🤖 AI Summary
This paper studies fair allocation of indivisible items in an online setting: items arrive sequentially and must be irrevocably allocated upon arrival, with the objective of achieving envy-freeness (EF) via minimal subsidies. We extend offline subsidy-based EF mechanisms to the online domain for the first time, systematically analyzing feasibility and subsidy cost across additive, k-demand, and SPLC utility models. Theoretically, we establish that EF can be maintained online under additive and multi-category valuations; notably, in several models, the total subsidy remains bounded—i.e., independent of the number of items—and we derive nearly tight upper and lower bounds. Our key contribution lies in uncovering how valuation structure fundamentally governs both the feasibility of online EF and the associated subsidy cost, thereby establishing the first theoretical framework for subsidy-enabled fair allocation in online environments.
📝 Abstract
We study the problem of fairly allocating $m$ indivisible items arriving online, among $n$ (offline) agents. Although envy-freeness has emerged as the archetypal fairness notion, envy-free (EF) allocations need not exist with indivisible items. To bypass this, a prominent line of research demonstrates that there exist allocations that can be made envy-free by allowing a subsidy. Extensive work in the offline setting has focused on finding such envy-freeable allocations with bounded subsidy. We extend this literature to an online setting where items arrive one at a time and must be immediately and irrevocably allocated. Our contributions are two-fold:
1. Maintaining EF Online: We show that envy-freeability cannot always be preserved online when the valuations are submodular or supermodular, even with binary marginals. In contrast, we design online algorithms that maintain envy-freeability at every step for the class of additive valuations, and for its superclasses including $k$-demand and SPLC valuations.

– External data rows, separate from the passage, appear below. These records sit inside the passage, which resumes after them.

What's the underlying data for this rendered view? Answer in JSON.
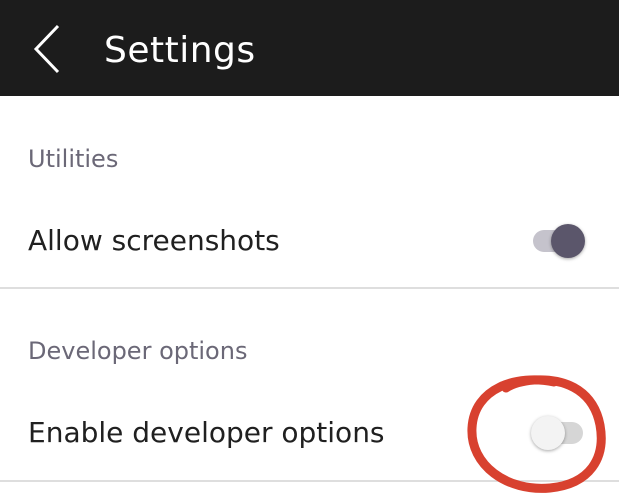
{
  "header": {
    "title": "Settings",
    "back_icon": "chevron-left-icon"
  },
  "sections": [
    {
      "title": "Utilities",
      "items": [
        {
          "label": "Allow screenshots",
          "enabled": true
        }
      ]
    },
    {
      "title": "Developer options",
      "items": [
        {
          "label": "Enable developer options",
          "enabled": false
        }
      ]
    }
  ],
  "colors": {
    "app_bar": "#1c1c1c",
    "toggle_on_thumb": "#5b566b",
    "annotation": "#d8412f"
  }
}
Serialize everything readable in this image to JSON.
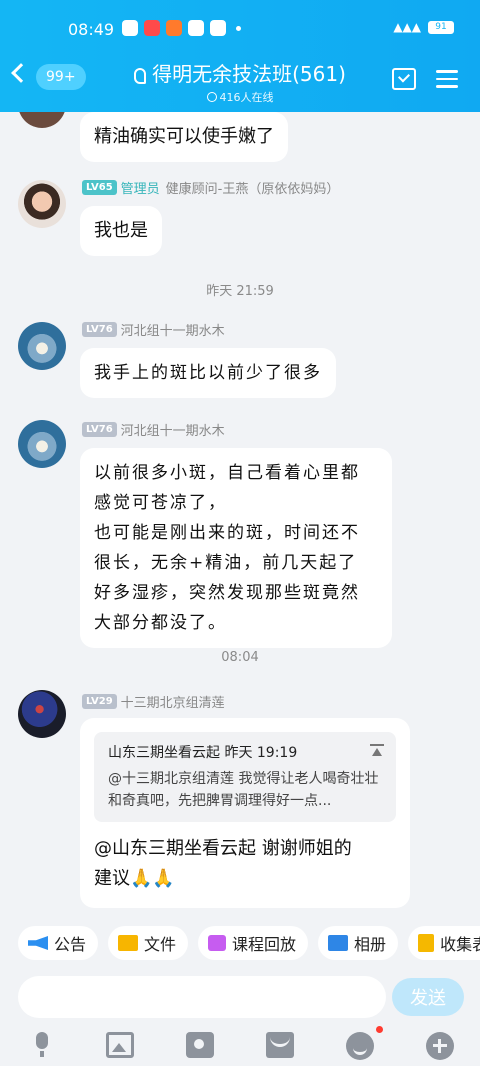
{
  "status_bar": {
    "time": "08:49",
    "battery": "91"
  },
  "header": {
    "unread_badge": "99+",
    "title": "得明无余技法班(561)",
    "online_count": "416人在线"
  },
  "messages": [
    {
      "type": "partial_text",
      "text": "精油确实可以使手嫩了"
    },
    {
      "level": "LV65",
      "role": "管理员",
      "sender": "健康顾问-王燕（原依依妈妈）",
      "text": "我也是"
    },
    {
      "timestamp": "昨天 21:59"
    },
    {
      "level": "LV76",
      "sender": "河北组十一期水木",
      "text": "我手上的斑比以前少了很多"
    },
    {
      "level": "LV76",
      "sender": "河北组十一期水木",
      "lines": [
        "以前很多小斑，自己看着心里都",
        "感觉可苍凉了，",
        "也可能是刚出来的斑，时间还不",
        "很长，无余+精油，前几天起了",
        "好多湿疹，突然发现那些斑竟然",
        "大部分都没了。"
      ]
    },
    {
      "timestamp": "08:04"
    },
    {
      "level": "LV29",
      "sender": "十三期北京组清莲",
      "quote": {
        "author_time": "山东三期坐看云起 昨天 19:19",
        "body": "@十三期北京组清莲 我觉得让老人喝奇壮壮和奇真吧，先把脾胃调理得好一点..."
      },
      "reply_lines": [
        "@山东三期坐看云起 谢谢师姐的",
        "建议🙏🙏"
      ]
    }
  ],
  "shortcuts": [
    "公告",
    "文件",
    "课程回放",
    "相册",
    "收集表"
  ],
  "input": {
    "placeholder": "",
    "send_label": "发送"
  },
  "colors": {
    "header": "#14b6f4",
    "background": "#f1f3f6",
    "admin": "#37b5ba"
  }
}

2. Ensuring Low Subsidy: We investigate the quantity of subsidy required to guarantee envy-freeness online. Surprisingly, even for additive valuations, the minimum subsidy may be as large as $Ω(mn)$, in contrast to the offline setting, where the bound is $O(n)$. On the positive side, we identify valuation classes where the minimum subsidy is small (i.e., does not depend on $m$), including $k$-valued, rank-one, restricted additive, and identical valuations, and we obtain (mostly) tight subsidy bounds for these classes.